Problem statement: The enterprise
needs to load millions of rows form legacy Salesforce CRM to new Salesforce CRM.
While IT team continue data migration activity other business units must be
able to use system for day to day operations. For example, resolving customer issues,
responding queries, marketing activity and so on. Salesforce multitenant architecture
with verity of APIs (Bulk /SOAP/Rest) handle this very well with very few exceptions.
The particular
problem that I want to highlight global search. When we bulk load
data it affects global search indexing. Global search work asynchronously but
gives a feel of near real time. But what we have to load is billions of rows.
When we load high volumes of data if make the global search unusable as the
indexing is not complete. In our test it took whole week for global search to
work properly. CSR users were not very happy about it and they break various SAL
due to this.
Solution:
The approach is load data as slowly as possible. If you load relatively
less records (say 5k or less) the global search is available in the matter of
seconds (for me, it was less than 30 seconds). So, instead of loading data in
bulk we choose to load data in “Trickle Load” fashion. In a way it’s exactly opposite
of bulk data loading. In Bulk data loading we upload all data and periodically
keep checking the status. In Trickle load we load small chunk and wait for salesforce
to finish updating global indexes.
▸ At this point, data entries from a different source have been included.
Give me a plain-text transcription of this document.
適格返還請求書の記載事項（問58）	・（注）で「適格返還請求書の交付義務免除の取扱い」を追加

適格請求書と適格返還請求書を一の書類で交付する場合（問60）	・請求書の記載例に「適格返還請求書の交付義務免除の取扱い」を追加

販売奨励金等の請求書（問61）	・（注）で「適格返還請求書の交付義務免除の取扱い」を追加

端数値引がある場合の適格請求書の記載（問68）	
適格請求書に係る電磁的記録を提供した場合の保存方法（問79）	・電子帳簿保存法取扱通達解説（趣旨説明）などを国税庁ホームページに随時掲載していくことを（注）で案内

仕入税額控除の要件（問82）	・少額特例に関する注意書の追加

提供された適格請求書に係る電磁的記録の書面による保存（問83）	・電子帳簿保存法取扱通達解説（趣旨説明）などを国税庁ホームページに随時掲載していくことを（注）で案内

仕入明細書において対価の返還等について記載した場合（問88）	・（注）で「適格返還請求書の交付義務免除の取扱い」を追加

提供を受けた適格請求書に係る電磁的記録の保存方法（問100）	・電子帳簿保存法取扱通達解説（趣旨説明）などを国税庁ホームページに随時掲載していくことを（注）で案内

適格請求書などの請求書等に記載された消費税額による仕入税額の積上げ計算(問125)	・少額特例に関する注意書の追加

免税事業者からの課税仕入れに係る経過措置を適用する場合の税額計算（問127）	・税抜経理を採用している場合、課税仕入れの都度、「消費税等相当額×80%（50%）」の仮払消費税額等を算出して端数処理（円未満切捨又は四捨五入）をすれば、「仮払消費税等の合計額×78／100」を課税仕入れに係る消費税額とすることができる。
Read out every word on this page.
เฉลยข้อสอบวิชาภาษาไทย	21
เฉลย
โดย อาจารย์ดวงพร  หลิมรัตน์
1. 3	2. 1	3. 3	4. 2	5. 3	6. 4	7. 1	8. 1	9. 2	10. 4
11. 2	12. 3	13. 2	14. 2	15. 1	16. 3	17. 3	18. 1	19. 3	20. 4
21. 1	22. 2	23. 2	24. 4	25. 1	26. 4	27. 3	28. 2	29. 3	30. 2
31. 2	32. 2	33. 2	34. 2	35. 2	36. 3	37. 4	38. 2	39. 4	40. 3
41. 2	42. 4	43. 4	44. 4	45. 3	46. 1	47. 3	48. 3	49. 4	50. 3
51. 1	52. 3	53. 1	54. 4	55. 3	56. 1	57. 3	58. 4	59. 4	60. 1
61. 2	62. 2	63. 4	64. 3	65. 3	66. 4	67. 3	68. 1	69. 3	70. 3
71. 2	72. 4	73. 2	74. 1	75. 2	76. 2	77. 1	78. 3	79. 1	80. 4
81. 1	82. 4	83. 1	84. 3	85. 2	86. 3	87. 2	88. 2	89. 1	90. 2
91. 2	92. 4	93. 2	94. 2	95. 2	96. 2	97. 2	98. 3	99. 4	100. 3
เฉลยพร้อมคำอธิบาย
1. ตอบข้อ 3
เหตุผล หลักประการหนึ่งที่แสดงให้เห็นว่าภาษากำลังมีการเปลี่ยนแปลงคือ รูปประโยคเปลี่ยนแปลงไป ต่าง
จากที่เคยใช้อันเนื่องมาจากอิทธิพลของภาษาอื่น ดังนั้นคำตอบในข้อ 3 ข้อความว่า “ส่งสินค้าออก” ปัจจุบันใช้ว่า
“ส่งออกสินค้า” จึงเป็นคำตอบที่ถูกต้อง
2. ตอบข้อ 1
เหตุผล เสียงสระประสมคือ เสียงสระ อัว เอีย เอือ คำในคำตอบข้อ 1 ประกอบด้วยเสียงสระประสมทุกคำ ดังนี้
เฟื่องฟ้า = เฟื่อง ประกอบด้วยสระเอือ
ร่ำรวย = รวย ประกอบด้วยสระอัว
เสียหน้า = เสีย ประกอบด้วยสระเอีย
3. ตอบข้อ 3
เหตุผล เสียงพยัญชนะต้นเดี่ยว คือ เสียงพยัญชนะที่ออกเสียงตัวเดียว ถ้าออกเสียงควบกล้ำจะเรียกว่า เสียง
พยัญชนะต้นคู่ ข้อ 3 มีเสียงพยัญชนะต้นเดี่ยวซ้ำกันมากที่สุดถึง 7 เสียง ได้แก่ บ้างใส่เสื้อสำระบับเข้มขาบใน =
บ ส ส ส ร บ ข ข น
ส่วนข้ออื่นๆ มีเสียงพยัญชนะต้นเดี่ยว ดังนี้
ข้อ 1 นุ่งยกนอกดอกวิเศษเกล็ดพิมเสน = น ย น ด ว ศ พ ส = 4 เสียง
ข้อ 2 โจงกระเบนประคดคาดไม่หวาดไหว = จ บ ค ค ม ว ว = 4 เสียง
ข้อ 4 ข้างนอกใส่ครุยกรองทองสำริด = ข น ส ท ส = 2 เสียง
After some time, we submit again another
chunk and this can go on and on till we finish.
If you think of this in a way, it’s just tread of between limits.
How to Trickle Load huge data?
1. Split large CSV file of data
into batches of 5k (php code is provided at the bottom)
2. Trigger job of data loading
at every 5 minutes to insert one batch file
3. The easiest way for me was
using data loader CLI to run from command prompt
Things to keep
in mind:
·
With this approach we can load max 1,440,000 records per 24 hours (5k * (24* 12(batches per hour)))
·
As the wait
time increase you will notice less problem
of jamming the global search indexes. As the wait time reduced you will notice more the problem of jamming the global search indexes
·
Higher API
consumption can be result with this approach.
·
We consider to wait for 5 minutes but you can choose
another number as per your ability to wait after jamming problem.